The thing that I’m finding strange, and slightly annoying, is the way that the BBC seem to have chosen this as a moment to roll out the old cannabis-”causes”-schizophrenia debate.
Firstly, let me say that there probably was some sort of connection, and indeed this is almost exactly how it was phrased during his trial. By all accounts he certainly smoked a fair amount of cannabis. Let me add a little more to this though:
- Thomas Palmer had the first stages of schizophrenia before he started smoking cannabis
- He had not had a joint on the day of the murder
- He had on the other hand, been drinking with his friends, and they had been arguing before he killed them
So yes, cannabis could quite well have been a contributing factor. Various reports have suggested that, in people with tendencies towards schizophrenia, cannabis can cause this to occur earlier. However, looking at the stories, isn’t alcohol potentially a considerably larger factor? For example:
- Would Palmer have done what he did if he had had nothing to drink?
- Would he have argued with his friends if they hadn’t all been drinking?
- Would this event have occurred if they had all been smoking cannabis at the time instead of drinking?
So couldn’t this story just as well have been reported as “drunken teenager murders friends”? I can understand why he’s called a “cannabis addict” rather than an “alcoholic” or a “drinker”, since that makes for a more distant cause - fewer of the people reading the article will be drinkers rather than smokers, and we all like to think that bad things never happen to us. My issue is the way that alcohol and it’s effects are almost always portrayed as being a lesser problem than other drugs.
A little while back, I asked Tom Reynolds of Random Acts Of Reality a question:
Out of all the drugs that people take of a Saturday (or Monday, Tuesday etc) night, which one creates the people that are the biggest pains in the ass to deal with?
And he answered:
Alcohol. Makes you fight, makes you ill, makes you vomit, makes you suicidal, easy to get hold of, fairly cheap, socially acceptable and places a *huge* burden on the NHS.
I’d add a few things to this list. Alcohol makes you a dangerous driver, and many, many people still drink and drive. It’s also implicated (whether mentioned in the media or not) in many murders. Take this quote:
“in 2001, Kurt Finsterbusch found in a study of homicide offenders incarcerated in New York State correctional facilities that 31 percent reported being drunk at the time of their crime, and 19 percent believed that their homicide was related to their drinking” (link)
Of course, if you read the rest of the article, it also mentions the effect of “other drugs”, and I wouldn’t like to play this down.
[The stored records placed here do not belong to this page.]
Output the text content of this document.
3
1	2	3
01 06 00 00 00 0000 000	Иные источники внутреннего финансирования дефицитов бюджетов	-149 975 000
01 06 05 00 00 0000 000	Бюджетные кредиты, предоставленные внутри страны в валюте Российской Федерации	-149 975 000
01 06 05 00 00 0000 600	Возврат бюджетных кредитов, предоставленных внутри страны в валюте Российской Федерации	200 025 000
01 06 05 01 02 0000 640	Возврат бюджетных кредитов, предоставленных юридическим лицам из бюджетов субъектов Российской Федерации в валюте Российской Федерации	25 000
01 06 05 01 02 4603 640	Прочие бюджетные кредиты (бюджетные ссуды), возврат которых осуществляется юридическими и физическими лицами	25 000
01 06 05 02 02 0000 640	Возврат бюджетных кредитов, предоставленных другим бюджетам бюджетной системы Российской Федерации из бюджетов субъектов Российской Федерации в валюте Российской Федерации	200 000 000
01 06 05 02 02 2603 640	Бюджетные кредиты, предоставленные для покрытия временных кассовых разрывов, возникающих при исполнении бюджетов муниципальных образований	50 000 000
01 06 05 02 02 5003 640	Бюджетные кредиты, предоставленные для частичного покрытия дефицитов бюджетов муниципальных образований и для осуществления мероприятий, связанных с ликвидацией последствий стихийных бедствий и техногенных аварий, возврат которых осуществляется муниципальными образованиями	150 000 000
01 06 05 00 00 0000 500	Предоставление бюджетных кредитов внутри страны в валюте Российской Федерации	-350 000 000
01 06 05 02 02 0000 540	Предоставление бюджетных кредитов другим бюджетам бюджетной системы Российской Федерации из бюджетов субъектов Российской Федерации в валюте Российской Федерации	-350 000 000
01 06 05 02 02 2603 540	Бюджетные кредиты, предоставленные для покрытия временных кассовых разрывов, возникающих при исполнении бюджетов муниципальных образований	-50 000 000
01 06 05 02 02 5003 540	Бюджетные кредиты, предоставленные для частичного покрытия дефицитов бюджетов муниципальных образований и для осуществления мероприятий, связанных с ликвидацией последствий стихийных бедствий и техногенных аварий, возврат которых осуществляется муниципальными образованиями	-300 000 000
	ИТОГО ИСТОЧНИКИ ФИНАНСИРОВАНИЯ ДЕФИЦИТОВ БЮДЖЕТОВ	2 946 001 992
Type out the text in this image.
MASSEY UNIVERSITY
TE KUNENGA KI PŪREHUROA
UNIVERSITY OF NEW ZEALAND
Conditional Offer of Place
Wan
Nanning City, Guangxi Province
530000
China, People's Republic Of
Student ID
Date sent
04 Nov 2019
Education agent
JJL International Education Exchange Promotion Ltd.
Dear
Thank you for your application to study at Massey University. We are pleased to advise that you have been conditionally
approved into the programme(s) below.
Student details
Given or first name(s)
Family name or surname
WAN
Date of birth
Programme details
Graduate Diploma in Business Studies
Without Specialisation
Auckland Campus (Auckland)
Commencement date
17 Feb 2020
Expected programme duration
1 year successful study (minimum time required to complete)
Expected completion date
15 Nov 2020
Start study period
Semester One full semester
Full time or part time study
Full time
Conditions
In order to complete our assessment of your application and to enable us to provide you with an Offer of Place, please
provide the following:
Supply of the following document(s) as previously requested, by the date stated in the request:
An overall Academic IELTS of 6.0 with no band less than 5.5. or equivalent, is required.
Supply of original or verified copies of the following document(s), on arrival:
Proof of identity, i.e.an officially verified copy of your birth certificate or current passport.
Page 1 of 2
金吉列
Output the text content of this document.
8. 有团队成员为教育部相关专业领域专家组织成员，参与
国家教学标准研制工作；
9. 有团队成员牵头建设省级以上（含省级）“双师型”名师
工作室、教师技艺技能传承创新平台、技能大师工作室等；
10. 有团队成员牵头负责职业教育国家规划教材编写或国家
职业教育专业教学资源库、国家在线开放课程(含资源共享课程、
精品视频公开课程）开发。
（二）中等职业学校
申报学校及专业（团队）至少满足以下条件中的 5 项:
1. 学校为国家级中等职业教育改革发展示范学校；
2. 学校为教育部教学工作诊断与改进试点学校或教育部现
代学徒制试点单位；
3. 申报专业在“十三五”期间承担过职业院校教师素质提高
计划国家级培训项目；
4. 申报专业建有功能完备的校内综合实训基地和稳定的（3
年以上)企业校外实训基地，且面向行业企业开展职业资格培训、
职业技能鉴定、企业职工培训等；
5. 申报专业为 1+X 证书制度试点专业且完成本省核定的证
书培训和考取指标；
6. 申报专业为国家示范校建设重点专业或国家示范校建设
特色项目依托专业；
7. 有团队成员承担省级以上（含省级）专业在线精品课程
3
Another statistic suggests that
“approximately 53 percent of state and federal prisoners incarcerated for murder were under the influence of drugs or alcohol when they committed their lethal act.”
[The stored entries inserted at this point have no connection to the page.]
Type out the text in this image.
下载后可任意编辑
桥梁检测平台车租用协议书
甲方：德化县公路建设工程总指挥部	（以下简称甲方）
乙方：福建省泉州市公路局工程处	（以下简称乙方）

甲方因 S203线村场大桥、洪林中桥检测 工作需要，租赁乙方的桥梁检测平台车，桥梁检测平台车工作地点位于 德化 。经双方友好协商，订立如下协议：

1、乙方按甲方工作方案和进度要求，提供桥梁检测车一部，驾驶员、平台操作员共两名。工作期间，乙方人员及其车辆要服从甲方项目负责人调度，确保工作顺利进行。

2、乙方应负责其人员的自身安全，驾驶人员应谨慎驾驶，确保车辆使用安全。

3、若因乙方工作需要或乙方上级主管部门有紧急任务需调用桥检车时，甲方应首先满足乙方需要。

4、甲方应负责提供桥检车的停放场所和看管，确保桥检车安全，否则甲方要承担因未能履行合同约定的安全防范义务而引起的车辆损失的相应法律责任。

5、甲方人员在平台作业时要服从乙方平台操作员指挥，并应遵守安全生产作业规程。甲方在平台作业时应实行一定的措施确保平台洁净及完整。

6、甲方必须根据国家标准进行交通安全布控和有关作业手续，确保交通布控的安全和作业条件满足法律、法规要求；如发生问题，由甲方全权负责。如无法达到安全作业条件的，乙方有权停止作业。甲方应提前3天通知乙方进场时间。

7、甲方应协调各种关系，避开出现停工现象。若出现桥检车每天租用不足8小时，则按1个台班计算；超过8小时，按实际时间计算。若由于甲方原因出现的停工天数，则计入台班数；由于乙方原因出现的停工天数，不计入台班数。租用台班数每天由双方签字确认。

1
So, in summary: drugs are bad. They help (notice the word “help” rather than “make”) you do bad things. Alcohol is a drug too. To add a little balance, people do any drug because they enjoy them and the vast majority of people cause very little in the way of problems. However, most of the ones that do cause the biggest problem when they’re drunk, not when they’re stoned.
Finally, let me add that since cannabis can (very, very rarely) exacerbate mental illness, the most sensible thing to do is legalise it and tax it to pay for the treatment. It’s what we do with cigarettes, and it’s so effective that smokers put more into the NHS than they take out (whilst also helping the pensions crisis by conveniently dying early). This money is currently going straight to organised criminals and stoned students - why not put it into the NHS instead?
Anyway, I’m off to have a drink.
Update: The always unbiased Evening Standard, in an article bemoaning the fact that cannabis is a class C drug, has reported that Thomas Palmer “[murdered] two friends in a drug-induced state”. Well, yes, but the drug was alcohol, not cannabis. As I mentioned above, Palmer had not had anything to smoke that day. He had, however, been drinking.